Feisty Female Friday: Katherine Johnson
The FFF this week is Katherine Johnson.

Born in W.Va., Katherine’s love for mathematics was a gift that she had at a young age. She was ready and anxious to go to school with her older siblings. Katherine loved to count everything, excelled in school, and by age 10, was in high school where she graduated early at 15, and entered college majoring in mathematics. She was encouraged to be a mathematician by a college professor and enrolled in an analytic geometry of space, a class which was created just for her. Katherine graduated with degrees in mathematics and French and ended up teaching after college since teaching was the only option in her community.
She left teaching to marry and start her family, but when her husband fell ill, Katherine began to teach again and was hired to work as an African American “female computer” doing calculations that the engineers needed reworked or verified in NACA. As she worked on the problems, they were also beginning work to on space exploration and travel. Katherine soon became the leader the men increasingly relied on for their calculations. She became an invaluable asset to the team, the only woman at the time to ever be pulled from the computing pool as she worked on calculating the trajectory for the US first space trips to the moon by Alan Shepard, John Glenn, the Apollo missions, and Space Shuttle landings.

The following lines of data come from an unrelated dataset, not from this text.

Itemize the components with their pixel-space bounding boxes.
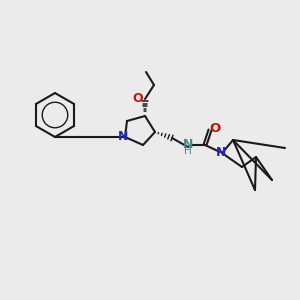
Text: N: N — [183, 137, 193, 151]
Text: N: N — [118, 130, 128, 143]
Text: N: N — [216, 146, 226, 158]
Text: O: O — [133, 92, 143, 106]
Text: H: H — [184, 146, 192, 156]
Text: O: O — [209, 122, 220, 134]
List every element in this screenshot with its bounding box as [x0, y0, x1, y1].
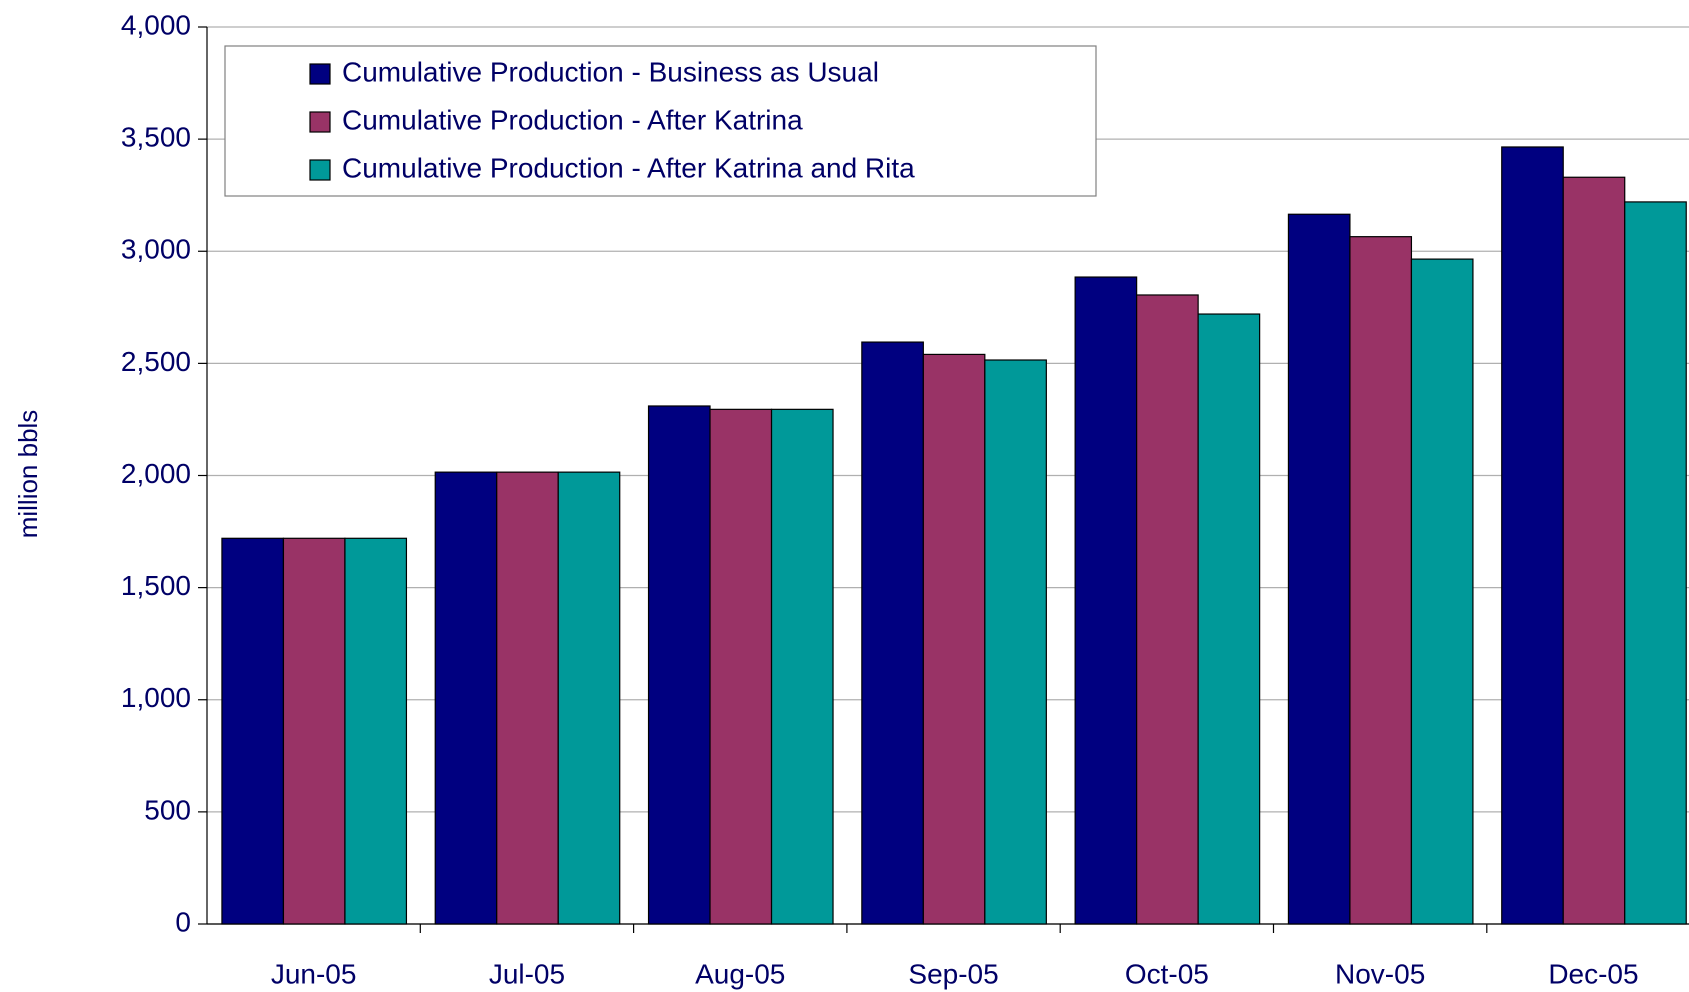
y-tick-label: 2,000 — [121, 458, 191, 489]
bar — [434, 471, 498, 925]
bar — [1624, 201, 1687, 925]
y-tick-label: 3,500 — [121, 122, 191, 153]
bar — [1136, 294, 1199, 925]
bar — [861, 341, 924, 925]
legend-label: Cumulative Production - After Katrina — [342, 104, 803, 135]
bar — [1562, 176, 1626, 925]
legend-label: Cumulative Production - After Katrina an… — [342, 152, 915, 183]
legend-swatch — [309, 63, 331, 85]
y-tick-label: 0 — [175, 906, 191, 937]
bar — [1501, 146, 1564, 925]
y-tick-label: 500 — [144, 794, 191, 825]
legend-swatch — [309, 111, 331, 133]
bar — [1287, 213, 1351, 925]
bar — [282, 537, 346, 925]
x-tick-label: Jun-05 — [271, 958, 357, 989]
bar — [1349, 236, 1413, 925]
bar — [344, 537, 408, 925]
y-tick-label: 4,000 — [121, 9, 191, 40]
legend-box — [224, 45, 1097, 197]
legend-label: Cumulative Production - Business as Usua… — [342, 56, 879, 87]
bar — [770, 408, 834, 925]
x-tick-label: Dec-05 — [1548, 958, 1638, 989]
y-axis-label: million bbls — [13, 410, 43, 539]
y-tick-label: 3,000 — [121, 234, 191, 265]
y-tick-label: 2,500 — [121, 346, 191, 377]
y-tick-label: 1,500 — [121, 570, 191, 601]
bar — [1410, 258, 1474, 925]
bar — [496, 471, 559, 925]
x-tick-label: Oct-05 — [1125, 958, 1209, 989]
x-tick-label: Jul-05 — [489, 958, 565, 989]
bar — [984, 359, 1047, 925]
x-tick-label: Sep-05 — [908, 958, 998, 989]
legend-swatch — [309, 159, 331, 181]
bar — [922, 353, 986, 925]
bar — [1074, 276, 1138, 925]
x-tick-label: Nov-05 — [1335, 958, 1425, 989]
bar — [1197, 313, 1261, 925]
bar — [709, 408, 773, 925]
bar — [221, 537, 285, 925]
bar — [647, 405, 711, 925]
x-tick-label: Aug-05 — [695, 958, 785, 989]
y-tick-label: 1,000 — [121, 682, 191, 713]
bar — [557, 471, 621, 925]
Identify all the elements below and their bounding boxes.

She worked at the agency until 1986, when she retired after 33 years of service. During her tenure at NASA, Katherine received were the NASA Lunar Orbiter, NASA Special Achievement, and Mathematician of the Year Awards, an honorary Doctor of Law degree, honorary Doctor of Science degrees, the Presidential Medal of Freedom, the Congressional Gold Medal, and has a NASA facility named after her.
Katherine often spoke to students about her own extraordinary career and encouraged all of them to pursue STEM careers because she said that everything is physics and math. The movie “Simple Figures” tells her story of one of the most recognized and important “human computers” of our time. Her memoir, My Remarkable Journey, also includes many personal stories of a life filled with education, perseverance, humility, professional achievements, gender and racial equality milestones, and her role in the space race.
Katherine was a trailblazer in the quest for racial equality, champion of space flights, into a new era, and forged a path that would enable many others to follow in her steps. She encouraged women everywhere to work in STEM programs and remained a counter of things her entire life.
After retirement, Katherine traveled and spent time with her family of three children, six grandchildren, and eleven great-grandchildren, many of whom are involved in STEM fields today. Katherine passed at the age of 101 in VA.